If you want to try exercise at home, try some of these tips to make your workouts effective, and to help you stay motivated and free from injuries. 

  • Challenge yourself to avoid getting bored. If you do your workouts at home, you aren’t going to be able to get the variety of equipment and classes that would be available at the gym. To avoid getting bored of doing the same things all the time, you can get online or look through fitness magazines to get ideas for new workouts and make sure you’re doing your exercises correctly. Pictures and video can be very helpful for the home exerciser. Use them as a guide to check your form and technique to avoid getting injured. 
  • Find an exercise partner. It’s a lot harder to find excuses to skip your workout when you’ve promised to work out with someone else. Get your spouse or a friend involved to keep you both accountable. 
  • Schedule your workouts. It can help a lot to have a plan. Buy a planner, use the calendar, or use your phone, and write your exercise in as an appointment well in advance, the same way as you would any other appointment, like taking the kids to football, or going to the dentists. If something comes up, and you need to change a workout, rearrange it, don’t just abandon it. Having the time blocked out will help you actually do it, and shows your commitment. Putting your workouts on the calendar also shows the family that you are not available at this time, just as you wouldn’t be on hand to help find that lost you if you were booked in for anything else. 

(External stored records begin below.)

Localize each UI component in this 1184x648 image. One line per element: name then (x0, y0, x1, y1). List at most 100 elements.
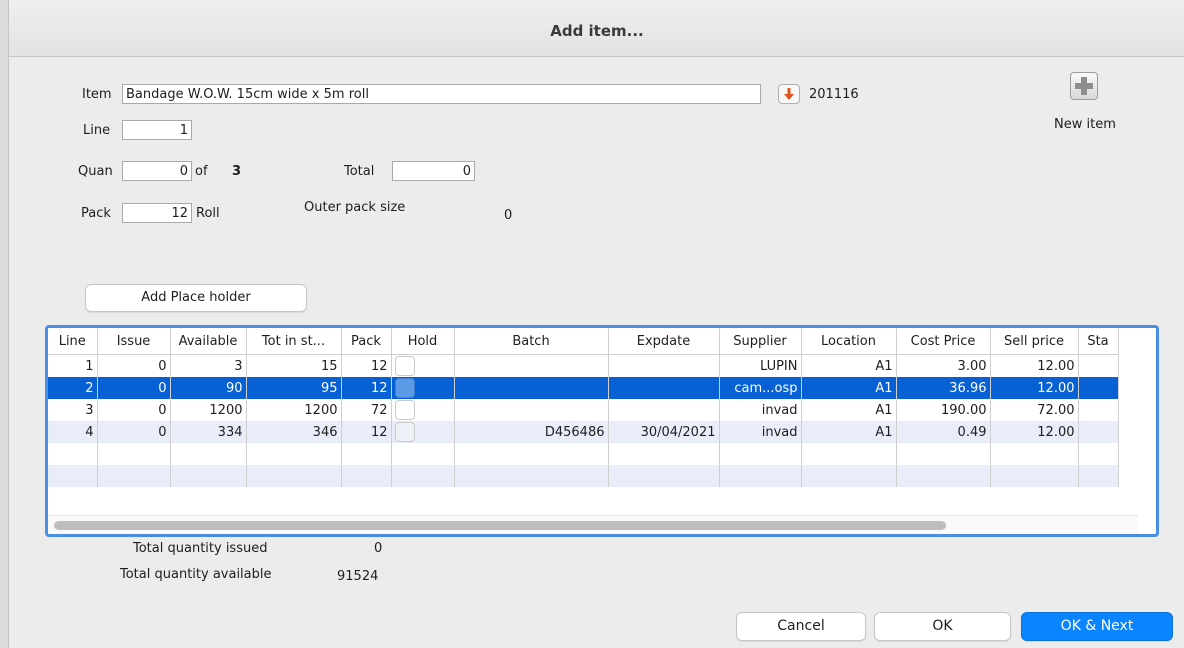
col-sell-price[interactable]: Sell price (990, 328, 1079, 355)
cell-expdate (608, 399, 720, 421)
cell-pack: 72 (341, 399, 392, 421)
cell-tot-in-stock (246, 465, 342, 487)
item-label: Item (82, 87, 112, 102)
outer-pack-size-value: 0 (504, 208, 513, 223)
cell-batch (454, 443, 609, 465)
cell-line (48, 443, 98, 465)
cell-issue: 0 (97, 421, 171, 443)
col-issue[interactable]: Issue (97, 328, 171, 355)
cell-hold[interactable] (391, 354, 455, 377)
col-location[interactable]: Location (801, 328, 897, 355)
plus-icon (1075, 77, 1093, 95)
ok-next-button[interactable]: OK & Next (1021, 612, 1173, 641)
cell-sell-price: 72.00 (990, 399, 1079, 421)
cell-location: A1 (801, 354, 897, 377)
cell-issue: 0 (97, 377, 171, 399)
hold-checkbox[interactable] (394, 356, 415, 376)
cell-supplier: LUPIN (719, 354, 802, 377)
cell-location: A1 (801, 399, 897, 421)
hold-checkbox[interactable] (394, 400, 415, 420)
quantity-field[interactable]: 0 (122, 161, 192, 181)
cancel-button[interactable]: Cancel (736, 612, 866, 641)
hold-checkbox[interactable] (394, 378, 415, 398)
item-lookup-button[interactable] (778, 84, 800, 104)
cell-location: A1 (801, 377, 897, 399)
cell-sell-price (990, 443, 1079, 465)
table-row[interactable]: 4 0 334 346 12 D456486 30/04/2021 invad A1 0.49 12… (48, 421, 1119, 443)
cell-pack: 12 (341, 421, 392, 443)
cell-location (801, 443, 897, 465)
cell-hold[interactable] (391, 465, 455, 487)
item-code: 201116 (809, 87, 859, 102)
table-row[interactable] (48, 443, 1119, 465)
cell-hold[interactable] (391, 443, 455, 465)
cell-tot-in-stock: 346 (246, 421, 342, 443)
cell-batch (454, 354, 609, 377)
col-available[interactable]: Available (170, 328, 247, 355)
cell-pack: 12 (341, 377, 392, 399)
cell-available: 1200 (170, 399, 247, 421)
cell-issue: 0 (97, 354, 171, 377)
line-field[interactable]: 1 (122, 120, 192, 140)
cell-tot-in-stock (246, 443, 342, 465)
line-label: Line (83, 123, 111, 138)
table-row[interactable] (48, 465, 1119, 487)
cell-hold[interactable] (391, 421, 455, 443)
cell-cost-price: 0.49 (896, 421, 991, 443)
cell-status (1078, 443, 1119, 465)
pack-label: Pack (81, 206, 111, 221)
hold-checkbox[interactable] (394, 422, 415, 442)
cell-issue (97, 465, 171, 487)
cell-available (170, 443, 247, 465)
col-pack[interactable]: Pack (341, 328, 392, 355)
col-supplier[interactable]: Supplier (719, 328, 802, 355)
batch-table[interactable]: Line Issue Available Tot in st... Pack H… (45, 325, 1159, 537)
cell-available: 90 (170, 377, 247, 399)
col-hold[interactable]: Hold (391, 328, 455, 355)
cell-expdate (608, 354, 720, 377)
cell-sell-price: 12.00 (990, 421, 1079, 443)
item-name-field[interactable]: Bandage W.O.W. 15cm wide x 5m roll (122, 84, 761, 104)
new-item-button[interactable] (1070, 72, 1098, 100)
col-line[interactable]: Line (48, 328, 98, 355)
cell-supplier (719, 465, 802, 487)
cell-cost-price (896, 465, 991, 487)
add-placeholder-button[interactable]: Add Place holder (85, 284, 307, 312)
col-tot-in-stock[interactable]: Tot in st... (246, 328, 342, 355)
cell-pack (341, 465, 392, 487)
cell-line: 1 (48, 354, 98, 377)
add-item-dialog: Add item... Item Bandage W.O.W. 15cm wid… (8, 0, 1184, 648)
cell-expdate (608, 377, 720, 399)
ok-button[interactable]: OK (874, 612, 1011, 641)
total-field[interactable]: 0 (392, 161, 475, 181)
cell-batch (454, 465, 609, 487)
table-row[interactable]: 2 0 90 95 12 cam...osp A1 36.96 12.00 (48, 377, 1119, 399)
cell-expdate (608, 465, 720, 487)
col-batch[interactable]: Batch (454, 328, 609, 355)
scrollbar-thumb[interactable] (54, 521, 946, 530)
cell-supplier: cam...osp (719, 377, 802, 399)
total-label: Total (344, 164, 375, 179)
pack-field[interactable]: 12 (122, 203, 192, 223)
cell-tot-in-stock: 1200 (246, 399, 342, 421)
cell-sell-price (990, 465, 1079, 487)
cell-hold[interactable] (391, 399, 455, 421)
table-row[interactable]: 3 0 1200 1200 72 invad A1 190.00 72.00 (48, 399, 1119, 421)
cell-available (170, 465, 247, 487)
total-issued-value: 0 (374, 541, 383, 556)
cell-status (1078, 421, 1119, 443)
quan-label: Quan (78, 164, 113, 179)
col-expdate[interactable]: Expdate (608, 328, 720, 355)
table-row[interactable]: 1 0 3 15 12 LUPIN A1 3.00 12.00 (48, 354, 1119, 377)
horizontal-scrollbar[interactable] (48, 515, 1138, 534)
pack-unit: Roll (196, 206, 220, 221)
cell-cost-price (896, 443, 991, 465)
cell-hold[interactable] (391, 377, 455, 399)
cell-expdate (608, 443, 720, 465)
cell-supplier: invad (719, 399, 802, 421)
cell-sell-price: 12.00 (990, 354, 1079, 377)
col-status[interactable]: Sta (1078, 328, 1119, 355)
col-cost-price[interactable]: Cost Price (896, 328, 991, 355)
cell-status (1078, 399, 1119, 421)
cell-supplier (719, 443, 802, 465)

  • Use a journal to track your progress. You should record any breakthroughs that you might have along the way. If you have a bad day, record that too. This will help you to find patterns that you can break or make use of. For example, if you felt lethargic during a few workouts, and can see that happened on days when you skipped breakfast, then you know not to do that anymore. Writing things down might show you that your workouts are better after you’ve eaten eggs for breakfast, rather than a bagel, for example. Tracking your progress can also help you to feel more motivated. For example, if you can see that you’re able to do more push-ups than you could a month ago, that’s progress to feel proud of and to motivate you to improve even more. 
  • Set goals. Make these tangible and realistic, such as training for a race or losing ten pounds. The best goals to set are something that you aren’t able to do right now, but that you think is within your reach. If your goal is too easy to too hard, you won’t feel motivated by it. You can break a larger goal up into smaller pieces, and give yourself mini-rewards along the way. For example, if your goal is to be able to a certain number of pull-ups, every time you achieve a few more, give yourself a small reward, like a magazine, new workout clothes, or a new piece of equipment. 
  • One of the most important tips to help you commit to your workout routine at home is to make exercise an integral part of your life and daily routine, as much as eating and sleeping. You should think of this as a lifestyle change, not a temporary change. Get out of the mindset that exercise is something that will only be doing for a little while just to reach a goal. Make your workouts part of your routine, and make being more physically active part of life, such as taking a walk after work with your spouse, cycling with the family at weekends, or walking the dog every morning.